Wednesday

Quantum Entanglement



Quantum mechanical phenomena such as quantum teleportation, the EPR paradox, or quantum entanglement might appear to create a mechanism that allows for faster-than-light (FTL) communication or time travel, and in fact some interpretations of quantum mechanics such as the Bohm interpretation presumes that some information is being exchanged between particles instantaneously in order to maintain correlations between particles. This effect was referred to as "spooky action at a distance" by Einstein.

Nevertheless, the rules of quantum mechanics curiously appear to prevent an outsider from using these methods to actually transmit useful information, and therefore do not appear to allow for time travel or FTL communication. This misunderstanding seems to be widespread in popular press coverage of quantum teleportation experiments. The assumption that time travel or superluminal communications is impossible allows one to derive interesting results such as the no cloning theorem, and how the rules of quantum mechanics work to preserve causality is an active area of research.

The possibility of paradoxes

The Novikov self-consistency principle and recent calculations by Kip S. Thorne indicate that simple masses passing through time travel wormholes could never engender paradoxes - there are no initial conditions that lead to paradox once time travel is introduced. If his results can be generalized they would suggest, curiously, that none of the supposed paradoxes formulated in time travel stories can actually be formulated at a precise physical level: that is, that any situation you can set up in a time travel story turns out to permit many consistent solutions. The circumstances might, however, turn out to be almost unbelievably strange.

Parallel universes might provide a way out of paradoxes. Everett's many-worlds interpretation of quantum mechanics suggests that all possible quantum events can occur in mutually exclusive histories. These alternate, or parallel histories would form a branching tree symbolizing all possible outcomes of any interaction.

Since all possibilities exist, any paradoxes can be explained by having the paradoxical events happening in a different universe. This concept is most often used in science-fiction. However, in actuality, physicists believe that such interaction or interference between these histories is not possible.

Time travel and the anthropic principle

It has been suggested by physicists such as Max Tegmark that the absence of time travel and the existence of causality may be due to the anthropic principle. The argument is that a universe which allows for time travel and closed time-like loops is one in which intelligence could not evolve because it would be impossible for a being to sort events into a past and future or to make predictions or comprehend the world around them.

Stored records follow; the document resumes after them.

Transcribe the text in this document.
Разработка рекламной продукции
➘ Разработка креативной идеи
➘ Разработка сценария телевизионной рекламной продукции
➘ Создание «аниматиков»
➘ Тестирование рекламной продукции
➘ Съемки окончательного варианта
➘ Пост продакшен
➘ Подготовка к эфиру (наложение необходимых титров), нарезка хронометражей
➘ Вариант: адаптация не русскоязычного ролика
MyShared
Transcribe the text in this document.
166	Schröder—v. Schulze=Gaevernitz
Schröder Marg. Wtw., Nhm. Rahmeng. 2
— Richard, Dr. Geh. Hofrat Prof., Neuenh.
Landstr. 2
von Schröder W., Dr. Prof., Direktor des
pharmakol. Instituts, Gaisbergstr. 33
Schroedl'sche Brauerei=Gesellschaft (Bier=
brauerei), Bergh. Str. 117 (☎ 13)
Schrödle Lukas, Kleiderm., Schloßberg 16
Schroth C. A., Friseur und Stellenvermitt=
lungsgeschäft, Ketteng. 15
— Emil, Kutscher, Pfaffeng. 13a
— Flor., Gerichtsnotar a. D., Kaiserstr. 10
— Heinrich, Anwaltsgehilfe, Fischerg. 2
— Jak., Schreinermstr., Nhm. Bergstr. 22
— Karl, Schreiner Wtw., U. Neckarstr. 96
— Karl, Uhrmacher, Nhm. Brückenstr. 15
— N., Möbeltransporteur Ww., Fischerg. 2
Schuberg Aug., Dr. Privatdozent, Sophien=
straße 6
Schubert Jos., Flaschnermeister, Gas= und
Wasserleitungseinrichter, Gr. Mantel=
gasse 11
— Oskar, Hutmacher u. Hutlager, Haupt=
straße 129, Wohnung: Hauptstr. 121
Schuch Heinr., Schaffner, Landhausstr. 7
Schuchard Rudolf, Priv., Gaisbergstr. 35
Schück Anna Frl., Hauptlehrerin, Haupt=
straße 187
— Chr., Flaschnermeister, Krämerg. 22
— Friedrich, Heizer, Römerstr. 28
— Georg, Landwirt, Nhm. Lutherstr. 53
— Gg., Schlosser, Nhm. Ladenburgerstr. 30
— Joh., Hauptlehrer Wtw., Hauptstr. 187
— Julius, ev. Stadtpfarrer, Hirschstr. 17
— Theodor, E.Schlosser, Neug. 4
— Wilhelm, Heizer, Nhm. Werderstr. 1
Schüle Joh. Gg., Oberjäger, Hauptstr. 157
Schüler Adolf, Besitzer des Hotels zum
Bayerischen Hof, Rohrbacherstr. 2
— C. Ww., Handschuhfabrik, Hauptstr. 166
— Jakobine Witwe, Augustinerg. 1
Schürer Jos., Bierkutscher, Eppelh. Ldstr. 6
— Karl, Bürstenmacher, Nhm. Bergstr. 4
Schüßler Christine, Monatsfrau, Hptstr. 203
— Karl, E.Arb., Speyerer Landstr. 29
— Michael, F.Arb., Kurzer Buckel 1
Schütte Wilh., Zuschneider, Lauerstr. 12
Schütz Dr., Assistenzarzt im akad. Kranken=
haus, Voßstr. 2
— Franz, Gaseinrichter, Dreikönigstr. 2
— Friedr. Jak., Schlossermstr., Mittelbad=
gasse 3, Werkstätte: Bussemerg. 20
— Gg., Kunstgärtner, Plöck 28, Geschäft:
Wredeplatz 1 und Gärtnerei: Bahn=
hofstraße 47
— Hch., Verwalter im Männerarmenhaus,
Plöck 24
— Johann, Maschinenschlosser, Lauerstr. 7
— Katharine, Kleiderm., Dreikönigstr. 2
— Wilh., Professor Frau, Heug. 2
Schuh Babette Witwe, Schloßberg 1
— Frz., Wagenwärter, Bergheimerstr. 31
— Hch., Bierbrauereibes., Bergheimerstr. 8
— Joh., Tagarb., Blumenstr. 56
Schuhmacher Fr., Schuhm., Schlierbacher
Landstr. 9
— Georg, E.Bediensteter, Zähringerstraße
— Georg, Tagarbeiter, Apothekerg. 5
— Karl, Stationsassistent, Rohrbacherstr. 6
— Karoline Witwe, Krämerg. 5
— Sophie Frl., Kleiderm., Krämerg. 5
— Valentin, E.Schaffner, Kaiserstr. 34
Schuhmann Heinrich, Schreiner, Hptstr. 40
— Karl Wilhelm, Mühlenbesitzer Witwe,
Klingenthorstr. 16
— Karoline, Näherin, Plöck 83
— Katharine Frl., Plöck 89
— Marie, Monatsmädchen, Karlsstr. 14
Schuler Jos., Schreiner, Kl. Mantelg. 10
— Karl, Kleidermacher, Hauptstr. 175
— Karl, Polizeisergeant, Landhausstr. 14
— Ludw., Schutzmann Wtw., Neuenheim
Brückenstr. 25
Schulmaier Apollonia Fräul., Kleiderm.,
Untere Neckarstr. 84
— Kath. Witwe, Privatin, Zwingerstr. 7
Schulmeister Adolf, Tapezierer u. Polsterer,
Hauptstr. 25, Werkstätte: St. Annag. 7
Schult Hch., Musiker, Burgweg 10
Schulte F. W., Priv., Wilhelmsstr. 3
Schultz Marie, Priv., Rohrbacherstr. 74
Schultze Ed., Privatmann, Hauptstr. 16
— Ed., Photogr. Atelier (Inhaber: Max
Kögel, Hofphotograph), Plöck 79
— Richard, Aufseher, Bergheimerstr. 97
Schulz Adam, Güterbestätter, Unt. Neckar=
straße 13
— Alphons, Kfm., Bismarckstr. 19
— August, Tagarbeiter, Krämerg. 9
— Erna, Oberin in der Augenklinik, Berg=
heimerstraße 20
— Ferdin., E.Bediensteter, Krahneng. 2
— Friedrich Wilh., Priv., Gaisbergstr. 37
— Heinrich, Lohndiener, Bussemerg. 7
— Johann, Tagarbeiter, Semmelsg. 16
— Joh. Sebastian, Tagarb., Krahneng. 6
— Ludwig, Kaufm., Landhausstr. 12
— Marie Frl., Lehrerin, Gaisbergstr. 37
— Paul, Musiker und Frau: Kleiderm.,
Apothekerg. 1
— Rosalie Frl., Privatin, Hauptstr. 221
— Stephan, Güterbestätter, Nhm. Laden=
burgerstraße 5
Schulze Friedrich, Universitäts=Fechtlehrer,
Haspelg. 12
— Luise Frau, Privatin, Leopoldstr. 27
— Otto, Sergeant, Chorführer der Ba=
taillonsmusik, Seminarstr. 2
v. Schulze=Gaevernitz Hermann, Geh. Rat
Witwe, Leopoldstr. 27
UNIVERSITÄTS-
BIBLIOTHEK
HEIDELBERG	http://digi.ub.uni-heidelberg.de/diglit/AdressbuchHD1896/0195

Note that this imposes no restriction on supernatural agents (e.g. God) which are not confined by the bounds of spacetime. See the next section for details.


Time Travel and Religion
Prophecy and theology

It is interesting to note that any religion which postulates the existence of fulfilled prophecy requires, at the very least, an agent which can move information from the future into the past.

In Christian theology, for example, God is assumed to exist unbound by space or time. Doctrinally, God is held to be omniscient and omnipresent. Statements in the Bible such as Jesus's claim "before Abraham was born, I am" (John 8:58) and Peter's claim "[Jesus] was chosen before the creation of the world" (1 Peter 1:20) (assuming the creation of the world began at t = 0) imply that God does not occupy the same timeline that we do. This is further supported by the assertion "I the LORD do not change" (Malachi 3:6), since change requires movement along, and constrained by, a temporal continuum.

Two popular interpretations of these statements are that God exists outside the space-time continuum; or exists at every point in space-time simultaneously. In either case, God can transfer information from one point in space-time to any other point without restriction.

Transcending time through ancient wisdom.

The Yoga Sutras of Patanjali have been considered by some, such as physicist Fred Alan Wolf in his book, The Yoga of Time Travel to describe an inner process by which we can access knowledge of the past and future in the present. This form of time travel can be acquired by transcending the five Earthly anchors of the ego mind which otherwise leave us locked into the illusory self.